That was 23 years after her book “Star Man’s Son,” better known as “Daybreak — 2250 A.D.,” appeared in print.
In 2003, Baen Books put the two short novels together into an omnibus titled “Darkness and Dawn.”
I give this bit of publishing history because I read “No Night Without Stars” from that omnibus and because “Daybreak — 2250 A.D.” was a seminal book in my reading life.
Both novels deal with a ravaged American landscape hundreds of years after an atomic war.
Indeed, “Daybreak,” published just seven years after Hiroshima, may have been the first science-fiction novel to mine this concept. (Many other writers have since taken up the subject in books and movies, such as “The Road” by Cormac McCarthy and the Mad Max films.)
In “Daybreak,” Fors is a mutant who, because of his silver hair and better eyesight, is viewed with fear by his clansmen. Overlooked yet again for full membership in his tribe, he flees his home village to search with his feline companion Lura for the lost city his father had been trying to find when he was slain in battle.
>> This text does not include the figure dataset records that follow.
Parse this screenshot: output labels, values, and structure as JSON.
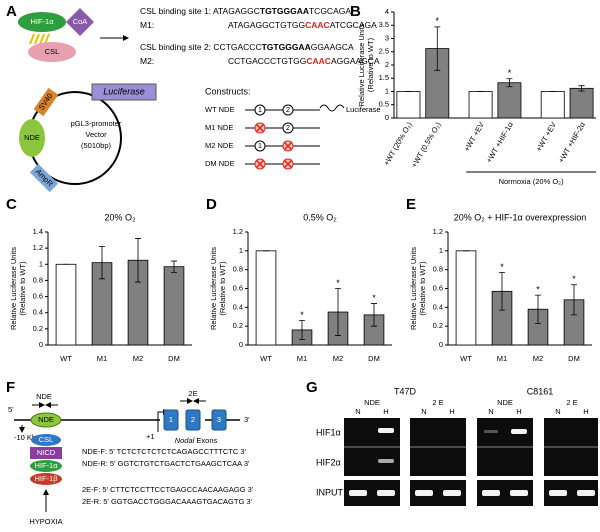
{
  "panel_a": {
    "label": "A",
    "hif": "HIF-1α",
    "coa": "CoA",
    "csl": "CSL",
    "site1": {
      "name": "CSL binding site 1:",
      "seq": [
        "ATAGAGGC",
        "TGTGGGAA",
        "TCGCAGA"
      ]
    },
    "m1": {
      "name": "M1:",
      "seq": [
        "ATAGAGGCTGTGG",
        "CAAC",
        "ATCGCAGA"
      ]
    },
    "site2": {
      "name": "CSL binding site 2:",
      "seq": [
        "CCTGACCC",
        "TGTGGGAA",
        "GGAAGCA"
      ]
    },
    "m2": {
      "name": "M2:",
      "seq": [
        "CCTGACCCTGTGG",
        "CAAC",
        "AGGAAGCA"
      ]
    },
    "vector": {
      "luciferase": "Luciferase",
      "sv40": "SV40",
      "nde": "NDE",
      "ampr": "AmpR",
      "name": "pGL3-promoter",
      "name2": "Vector",
      "size": "(5010bp)"
    },
    "constructs": {
      "title": "Constructs:",
      "rows": [
        "WT NDE",
        "M1 NDE",
        "M2 NDE",
        "DM NDE"
      ],
      "site_labels": [
        "1",
        "2"
      ],
      "luciferase": "Luciferase"
    }
  },
  "panel_f": {
    "label": "F",
    "nde": "NDE",
    "five": "5'",
    "three": "3'",
    "minus10": "-10 Kb",
    "plus1": "+1",
    "e2": "2E",
    "exons": [
      "1",
      "2",
      "3"
    ],
    "exon_caption_italic": "Nodal",
    "exon_caption": "Exons",
    "complex": [
      "CSL",
      "NICD",
      "HIF-1α",
      "HIF-1β"
    ],
    "hypoxia": "HYPOXIA",
    "primers": [
      "NDE-F: 5' TCTCTCTCTCTCAGAGCCTTTCTC 3'",
      "NDE-R: 5' GGTCTGTCTGACTCTGAAGCTCAA 3'",
      "2E-F: 5' CTTCTCCTTCCTGAGCCAACAAGAGG 3'",
      "2E-R: 5' GGTGACCTGGGACAAAGTGACAGTG 3'"
    ]
  },
  "panel_g": {
    "label": "G",
    "lines": [
      "T47D",
      "C8161"
    ],
    "regions": [
      "NDE",
      "2 E"
    ],
    "lanes": [
      "N",
      "H"
    ],
    "rows": [
      "HIF1α",
      "HIF2α",
      "INPUT"
    ]
  },
  "chart_data": [
    {
      "type": "bar",
      "label": "B",
      "ylabel": [
        "Relative Luciferase Units",
        "(Relative to WT)"
      ],
      "categories": [
        "+WT (20% O₂)",
        "+WT (0.5% O₂)",
        "+WT +EV",
        "+WT +HIF-1α",
        "+WT +EV",
        "+WT +HIF-2α"
      ],
      "values": [
        1,
        2.62,
        1,
        1.33,
        1,
        1.12
      ],
      "errors": [
        0,
        0.82,
        0,
        0.15,
        0,
        0.1
      ],
      "colors": [
        "#ffffff",
        "#808080",
        "#ffffff",
        "#808080",
        "#ffffff",
        "#808080"
      ],
      "markers": [
        null,
        "*",
        null,
        "*",
        null,
        null
      ],
      "group_label": "Normoxia (20% O₂)",
      "ylim": [
        0,
        4
      ],
      "yticks": [
        0,
        0.5,
        1,
        1.5,
        2,
        2.5,
        3,
        3.5,
        4
      ]
    },
    {
      "type": "bar",
      "label": "C",
      "title": "20% O₂",
      "ylabel": [
        "Relative Luciferase Units",
        "(Relative to WT)"
      ],
      "categories": [
        "WT",
        "M1",
        "M2",
        "DM"
      ],
      "values": [
        1,
        1.02,
        1.05,
        0.97
      ],
      "errors": [
        0,
        0.2,
        0.27,
        0.07
      ],
      "colors": [
        "#ffffff",
        "#808080",
        "#808080",
        "#808080"
      ],
      "markers": [
        null,
        null,
        null,
        null
      ],
      "ylim": [
        0,
        1.4
      ],
      "yticks": [
        0,
        0.2,
        0.4,
        0.6,
        0.8,
        1,
        1.2,
        1.4
      ]
    },
    {
      "type": "bar",
      "label": "D",
      "title": "0.5% O₂",
      "ylabel": [
        "Relative Luciferase Units",
        "(Relative to WT)"
      ],
      "categories": [
        "WT",
        "M1",
        "M2",
        "DM"
      ],
      "values": [
        1,
        0.16,
        0.35,
        0.32
      ],
      "errors": [
        0,
        0.1,
        0.25,
        0.12
      ],
      "colors": [
        "#ffffff",
        "#808080",
        "#808080",
        "#808080"
      ],
      "markers": [
        null,
        "*",
        "*",
        "*"
      ],
      "ylim": [
        0,
        1.2
      ],
      "yticks": [
        0,
        0.2,
        0.4,
        0.6,
        0.8,
        1,
        1.2
      ]
    },
    {
      "type": "bar",
      "label": "E",
      "title": "20% O₂ + HIF-1α overexpression",
      "ylabel": [
        "Relative Luciferase Units",
        "(Relative to WT)"
      ],
      "categories": [
        "WT",
        "M1",
        "M2",
        "DM"
      ],
      "values": [
        1,
        0.57,
        0.38,
        0.48
      ],
      "errors": [
        0,
        0.2,
        0.15,
        0.16
      ],
      "colors": [
        "#ffffff",
        "#808080",
        "#808080",
        "#808080"
      ],
      "markers": [
        null,
        "*",
        "*",
        "*"
      ],
      "ylim": [
        0,
        1.2
      ],
      "yticks": [
        0,
        0.2,
        0.4,
        0.6,
        0.8,
        1,
        1.2
      ]
    }
  ]
}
I initially read “Daybreak” around 1960 when I was 10. Fors’ feelings of being an outcast, a mutant and an outsider resonated deeply with my own pre-teen emotions and experiences. He goes out into the world to find not just his father’s lost city but even more to find himself. That resonated deeply with me.
Like many of Andre Norton’s heroes, Fors had a strong, clear telepathic connection with Lura. I was never one for pets, but, as I look back, I suspect that, for me, my Lura was my ability to write, or maybe it was my desire to look deeply and broadly at life. Whatever it was, I knew I was different from other kids my age. (Of course, I suspect that all pre-teens and teens have the same feelings of being different.) I certainly felt that I was different.
Throughout her long career, Norton’s writing was constrained by her target audience — teenage boys. She wrote adventure stories set in the future. She wrote for publishers who imposed strict limits on their writers so as not to rile parents.
Hence, no sex, no romance.
“Daybreak” rises above its limitations. It’s not great art. Yet, there is a mythic quality to the search the Fors undertakes. There’s a simplicity in his efforts to face the world and to find his way, find himself. It is a kind of primitive art that, for me, then and now, was very powerful.
“No Night Without Stars” is a lesser work. I realize that my judgment is colored by the fact that I’ve read the book a half century after I first read “Daybreak” — read it with a half century’s more experience and insight, and understanding of a life’s journey.
Still, objectively, it seems a more muddied story.
Sander, like Fors, has lost his father, and he decides to leave his tribe because he’s been passed over. Sander is a metal smith, and he wants to learn the secrets of metal-working of the Before People.
He has a coyote-like sidekick Rhin, but, instead of traveling alone, he quickly joins forces with Fanyi, a shaman with her own cat-like companions. She seeks the deeper knowledge that her father had described before his death.
So we have two fatherless (and motherless) orphans in their late teens or early 20s, both with animal allies, both on a quest.
The story is told from Sander’s perspective, but, as it evolves, it becomes more about Fanyi’s quest. (In “Daybreak,” Fors does make a friend of another male searcher, Arskane, but the story remains tightly focused on Fors’ own search.)
Also, because they’re two young people, the absence of even thoughts of lust and/or love is glaring here.
In “Daylight,” there were humans on one side of the battle for the landscape, and, on the other side, there were the beast-things.
In “No Night Without Stars,” there are a variety of human, semi-human and non-human adversaries that Sander and Fanyi have to face. Norton allots only a few pages to each threat before she moves on to the next. The succession of threats becomes routine — and somewhat boring.
Still, “No Night Without Stars” is an enjoyable read. It just seems much weaker when packaged with what, for me, was the powerfully evocative story of “Daybreak.”